Beaucoup de conducteurs restent en veilleuses tant qu’ils distinguent encore la route. Le problème n’est pas de voir, mais d’être vu. Un véhicule roulant à vive allure en face détecte des feux de position bien trop tard pour réagir.
Feux diurnes par temps couvert : l’absence d’éclairage arrière
Depuis l’hiver 2025, les verbalisations pour non-utilisation des feux de croisement par temps couvert en agglomération ont augmenté. La cible : les conducteurs qui roulent avec leurs feux de jour allumés en pensant être correctement signalés.

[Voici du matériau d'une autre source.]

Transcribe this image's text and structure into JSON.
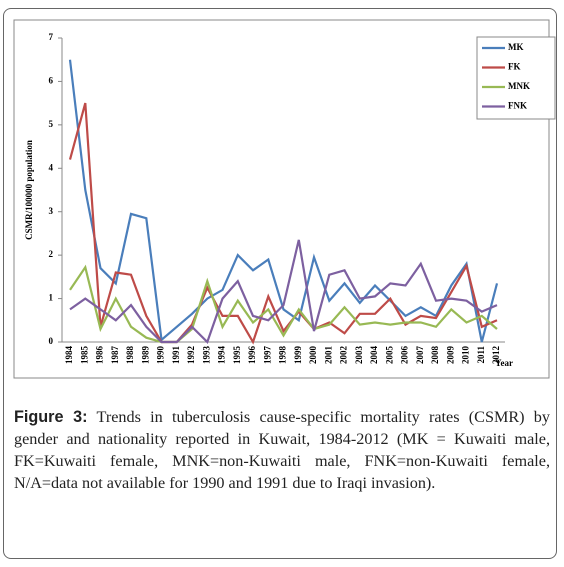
{
  "chart_data": {
    "type": "line",
    "y_label": "CSMR/100000 population",
    "x_label": "Year",
    "categories": [
      "1984",
      "1985",
      "1986",
      "1987",
      "1988",
      "1989",
      "1990",
      "1991",
      "1992",
      "1993",
      "1994",
      "1995",
      "1996",
      "1997",
      "1998",
      "1999",
      "2000",
      "2001",
      "2002",
      "2003",
      "2004",
      "2005",
      "2006",
      "2007",
      "2008",
      "2009",
      "2010",
      "2011",
      "2012"
    ],
    "ylim": [
      0,
      7
    ],
    "yticks": [
      0,
      1,
      2,
      3,
      4,
      5,
      6,
      7
    ],
    "legend": "right",
    "series": [
      {
        "name": "MK",
        "color": "#4a7ebb",
        "values": [
          6.5,
          3.5,
          1.7,
          1.35,
          2.95,
          2.85,
          0.05,
          0.35,
          0.65,
          1.0,
          1.2,
          2.0,
          1.65,
          1.9,
          0.75,
          0.5,
          1.95,
          0.95,
          1.35,
          0.9,
          1.3,
          0.95,
          0.6,
          0.8,
          0.6,
          1.3,
          1.8,
          0.0,
          1.35
        ]
      },
      {
        "name": "FK",
        "color": "#be4b48",
        "values": [
          4.2,
          5.5,
          0.35,
          1.6,
          1.55,
          0.6,
          0.0,
          0.0,
          0.4,
          1.25,
          0.6,
          0.6,
          0.0,
          1.05,
          0.25,
          0.7,
          0.3,
          0.45,
          0.2,
          0.65,
          0.65,
          1.0,
          0.4,
          0.6,
          0.55,
          1.15,
          1.75,
          0.35,
          0.5
        ]
      },
      {
        "name": "MNK",
        "color": "#98b954",
        "values": [
          1.2,
          1.72,
          0.3,
          1.0,
          0.35,
          0.1,
          0.0,
          0.0,
          0.3,
          1.4,
          0.35,
          0.95,
          0.45,
          0.75,
          0.15,
          0.75,
          0.3,
          0.4,
          0.8,
          0.4,
          0.45,
          0.4,
          0.45,
          0.45,
          0.35,
          0.75,
          0.45,
          0.6,
          0.3
        ]
      },
      {
        "name": "FNK",
        "color": "#7d60a0",
        "values": [
          0.75,
          1.0,
          0.75,
          0.5,
          0.85,
          0.35,
          0.0,
          0.0,
          0.35,
          0.0,
          1.0,
          1.4,
          0.6,
          0.5,
          0.85,
          2.35,
          0.25,
          1.55,
          1.65,
          1.0,
          1.05,
          1.35,
          1.3,
          1.8,
          0.95,
          1.0,
          0.95,
          0.7,
          0.85
        ]
      }
    ]
  },
  "caption": {
    "label": "Figure 3:",
    "text": " Trends in tuberculosis cause-specific mortality rates (CSMR) by gender and nationality reported in Kuwait, 1984-2012 (MK = Kuwaiti male, FK=Kuwaiti female, MNK=non-Kuwaiti male, FNK=non-Kuwaiti female, N/A=data not available for 1990 and 1991 due to Iraqi invasion)."
  }
}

Le piège vient du fonctionnement automatique. On voit un éclairage actif à l’avant, on suppose que tout va bien. Trois problèmes concrets se posent :
- Les feux de jour n’activent aucun éclairage arrière. Par temps de pluie ou sous ciel gris, le véhicule reste quasi invisible pour les usagers qui suivent.
- L’intensité des feux de jour est calibrée pour le plein soleil. Sous couverture nuageuse ou avec des projections d’eau, le contraste est insuffisant pour signaler efficacement le véhicule.
- Sur certains modèles, le capteur de luminosité automatique ne bascule vers les codes que dans des conditions de faible luminosité marquée, pas sous un simple ciel couvert.
Forcer manuellement les feux de croisement dès que le ciel se couvre franchement reste la seule parade fiable. On n’attend pas le déclenchement automatique. Un feu arrière allumé reste le meilleur signal contre un choc arrière en zone urbaine.

Montage de feux de jour LED : relais d’extinction et contrôle technique
Sur les véhicules récents, les feux de jour sont intégrés d’usine et gérés par le calculateur. Sur un véhicule plus ancien, monter un kit LED aftermarket demande quelques précautions que beaucoup de monteurs négligent.
Le point critique : un relais d’extinction automatique doit couper les LED dès l’activation des codes. Sans ce relais, le véhicule roule avec deux sources lumineuses simultanées à l’avant. Résultat : éblouissement potentiel des usagers en face et non-conformité au contrôle technique.
Consommation électrique : LED contre halogène
Sur un véhicule thermique, la différence de consommation entre feux de jour LED et feux de croisement halogènes reste marginale pour l’alternateur. Sur un véhicule électrique, l’impact se mesure davantage en usage urbain prolongé avec de nombreux arrêts-redémarrages, même si le chauffage et la climatisation pèsent bien plus lourd dans le bilan énergétique.
Pour les véhicules thermiques plus anciens qui utilisaient leurs feux de croisement halogènes en guise de feux de jour, passer à un kit LED homologué ECE R87 allège la charge sur le circuit électrique et prolonge la durée de vie des ampoules. Le gain en carburant n’est pas spectaculaire, mais il existe.
Au contrôle technique, les points de vérification sur l’éclairage se sont renforcés. Un feu de jour mal installé ou dépourvu du marquage ECE R87 entraîne une contre-visite. Le marquage sur chaque bloc optique et un câblage propre avec extinction automatique suffisent à passer sans remarque. Rien de plus, mais rien de moins.